There are a number of route options for trains travelling between China and Europe. Since 2016, the northern rail corridor had seen tremendous growth, with the equivalent of 692,500 20 feet containers being conveyed in 2021. As can be expected, the Ukraine conflict resulted in a rapid decrease of goods carried, with only 187,000 conveyed between January and April 2022.
There are alternative middle and southern rail corridors, but these have capacity constraints –making them unsuitable to absorb any extra traffic that would be displaced from the northern corridor. Such limitations are of no immediate concern, as the freight traffic is not subject to EU sanctions. However, should hostilities escalate, problems could arise in the medium to long term.
Overlapping supply chains regarding adversaries is nothing new. During World War II Japan imported scrap metal from the United States, for use in its ship building – many such vessels going head-to-head with American ships. Soviet metal assisted the west during the Cold War by helping produce weapons aimed at Moscow.
Painful revenge
Russia could exact a painful revenge. If Russia feels backed into a corner by the western armed Ukraine (one has to remember that Ukraine is en- tirely reliant on western money and arms), it would be logistically sensible for Russia to either increase the costs for European bound goods using its rail network or, a take a more extreme course of action and block the 15 European-bound wagons that use the route most days.

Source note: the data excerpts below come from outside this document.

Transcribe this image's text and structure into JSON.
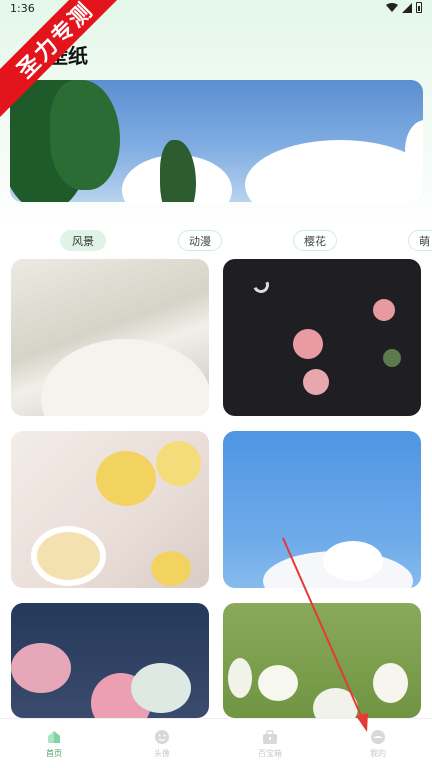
{
  "status_bar": {
    "time": "1:36"
  },
  "ribbon": {
    "text": "圣力专测"
  },
  "page": {
    "title": "壁纸"
  },
  "tabs": [
    {
      "label": "风景",
      "active": true
    },
    {
      "label": "动漫",
      "active": false
    },
    {
      "label": "樱花",
      "active": false
    },
    {
      "label": "萌",
      "active": false
    }
  ],
  "bottom_nav": [
    {
      "label": "首页",
      "icon": "home-icon",
      "active": true
    },
    {
      "label": "头像",
      "icon": "smile-icon",
      "active": false
    },
    {
      "label": "百宝箱",
      "icon": "toolbox-icon",
      "active": false
    },
    {
      "label": "我的",
      "icon": "profile-icon",
      "active": false
    }
  ],
  "colors": {
    "accent": "#46a36a",
    "ribbon": "#e3141b",
    "annotation": "#e53935"
  }
}
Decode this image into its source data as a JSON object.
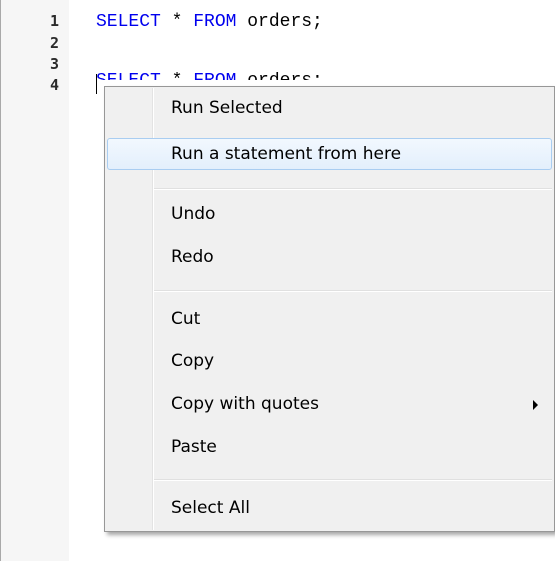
{
  "editor": {
    "line_numbers": [
      "1",
      "2",
      "3",
      "4"
    ],
    "line1": {
      "select_kw": "SELECT",
      "star": " * ",
      "from_kw": "FROM",
      "table": " orders;"
    },
    "line3_partial": {
      "select_kw": "SELECT",
      "star": " * ",
      "from_kw": "FROM",
      "table": " orders;"
    }
  },
  "context_menu": {
    "items": [
      {
        "label": "Run Selected"
      },
      {
        "label": "Run a statement from here"
      },
      {
        "label": "Undo"
      },
      {
        "label": "Redo"
      },
      {
        "label": "Cut"
      },
      {
        "label": "Copy"
      },
      {
        "label": "Copy with quotes"
      },
      {
        "label": "Paste"
      },
      {
        "label": "Select All"
      }
    ],
    "highlighted_item": "Run a statement from here"
  },
  "colors": {
    "keyword": "#0000ee",
    "menu_background": "#f0f0f0",
    "highlight_border": "#a9cdf1"
  }
}
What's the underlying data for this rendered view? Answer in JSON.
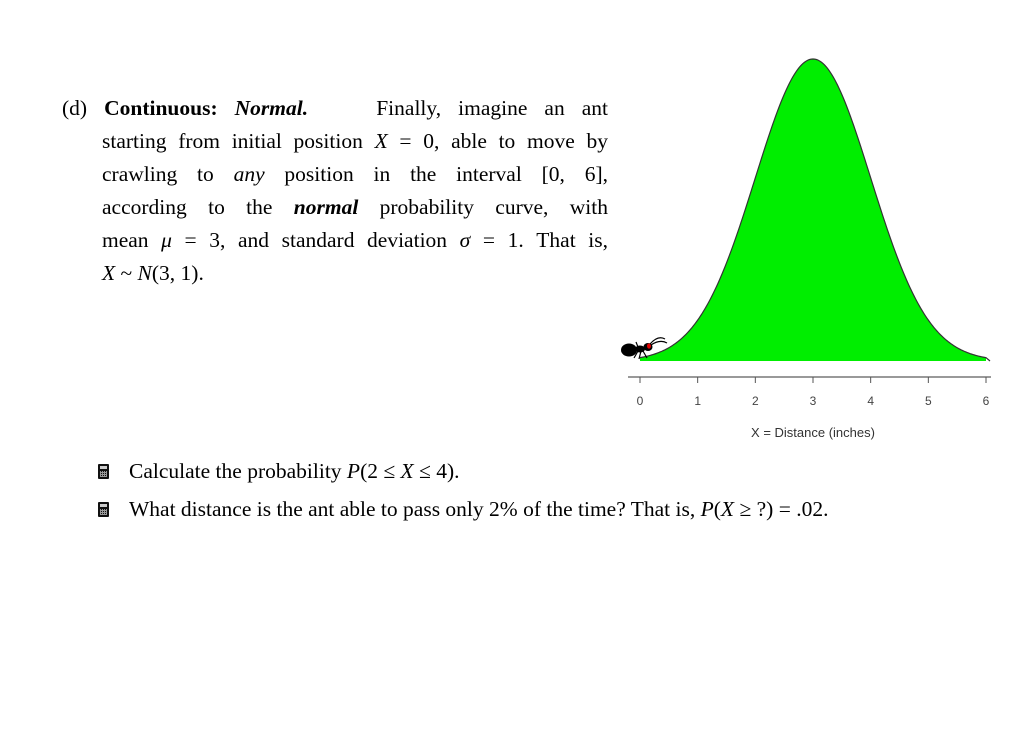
{
  "problem": {
    "label": "(d)",
    "heading_bold": "Continuous:",
    "heading_bold_italic": "Normal.",
    "lines": [
      {
        "parts": [
          {
            "t": "Finally,  imagine  an  ant",
            "s": "n"
          }
        ]
      },
      {
        "parts": [
          {
            "t": "starting from initial position ",
            "s": "n"
          },
          {
            "t": "X",
            "s": "i"
          },
          {
            "t": " = 0, able to move by",
            "s": "n"
          }
        ]
      },
      {
        "parts": [
          {
            "t": "crawling to ",
            "s": "n"
          },
          {
            "t": "any",
            "s": "i"
          },
          {
            "t": " position in the interval [0, 6],",
            "s": "n"
          }
        ]
      },
      {
        "parts": [
          {
            "t": "according to the ",
            "s": "n"
          },
          {
            "t": "normal",
            "s": "bi"
          },
          {
            "t": " probability curve, with",
            "s": "n"
          }
        ]
      },
      {
        "parts": [
          {
            "t": "mean ",
            "s": "n"
          },
          {
            "t": "μ",
            "s": "i"
          },
          {
            "t": " = 3, and standard deviation ",
            "s": "n"
          },
          {
            "t": "σ",
            "s": "i"
          },
          {
            "t": " = 1.  That is,",
            "s": "n"
          }
        ]
      },
      {
        "parts": [
          {
            "t": "X",
            "s": "i"
          },
          {
            "t": " ~ ",
            "s": "n"
          },
          {
            "t": "N",
            "s": "i"
          },
          {
            "t": "(3, 1).",
            "s": "n"
          }
        ]
      }
    ]
  },
  "tasks": [
    {
      "icon": "calculator-icon",
      "parts": [
        {
          "t": "Calculate the probability ",
          "s": "n"
        },
        {
          "t": "P",
          "s": "i"
        },
        {
          "t": "(2 ≤ ",
          "s": "n"
        },
        {
          "t": "X",
          "s": "i"
        },
        {
          "t": " ≤ 4).",
          "s": "n"
        }
      ]
    },
    {
      "icon": "calculator-icon",
      "parts": [
        {
          "t": "What distance is the ant able to pass only 2% of the time?  That is, ",
          "s": "n"
        },
        {
          "t": "P",
          "s": "i"
        },
        {
          "t": "(",
          "s": "n"
        },
        {
          "t": "X",
          "s": "i"
        },
        {
          "t": " ≥ ?) = .02.",
          "s": "n"
        }
      ]
    }
  ],
  "chart_data": {
    "type": "area",
    "title": "",
    "distribution": "normal",
    "mean": 3,
    "sd": 1,
    "x_range": [
      0,
      6
    ],
    "xlim": [
      0,
      6
    ],
    "xlabel": "X = Distance (inches)",
    "ylabel": "",
    "x_ticks": [
      "0",
      "1",
      "2",
      "3",
      "4",
      "5",
      "6"
    ],
    "fill_color": "#00ee00",
    "line_color": "#333333",
    "grid": false,
    "annotation": "ant-at-x-0"
  }
}
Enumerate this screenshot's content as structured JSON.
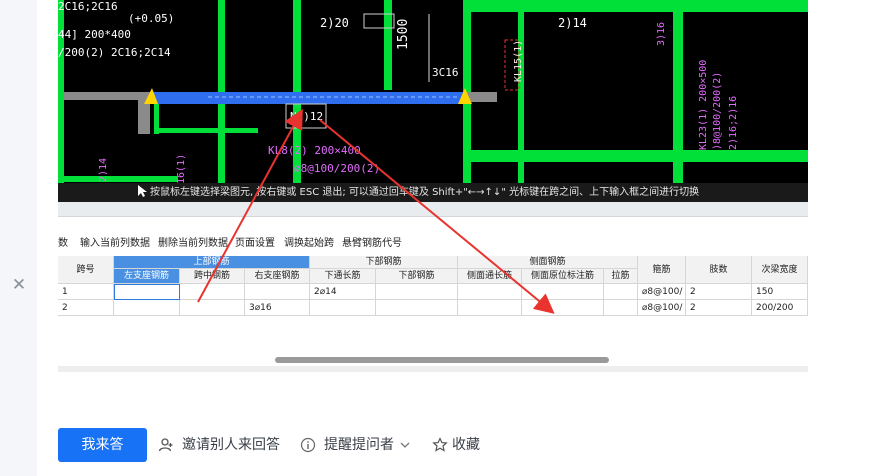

The latter course of action would devastate the west's military strategy and put Russia on the front foot against a weakened Ukraine. Chinese mined tungsten accounts for more than 83% of world production – disruption would leave western economies in disarray. Away from military use, the rare earth metal is used in batteries, magnets and microchips etc. Two thirds of the world's known reserves are controlled by either China or Russia and, according to Tungsten West PLC, soaring demand is being driven by "defence spending fuelled by the Ukraine and Russia conflict”. The company is in the process of attempting to open a Tungsten mine in England later this year.
Taiwan conundrum China's metal supplying role in the Ukraine war has the potential to spill over into other areas of American foreign policy. As we can see, the west, especially America, is heavily reliant on Chinese metals. This puts America at the centre of a conundrum regarding the threatened invasion of Taiwan. Would it risk losing access to such a precious resource, in an effort to defend Taiwan?
The Ukraine war could drag on for years and with China stating that it intends to invade Taiwan by 2027, could America supply arms on two fronts, even if it wanted to?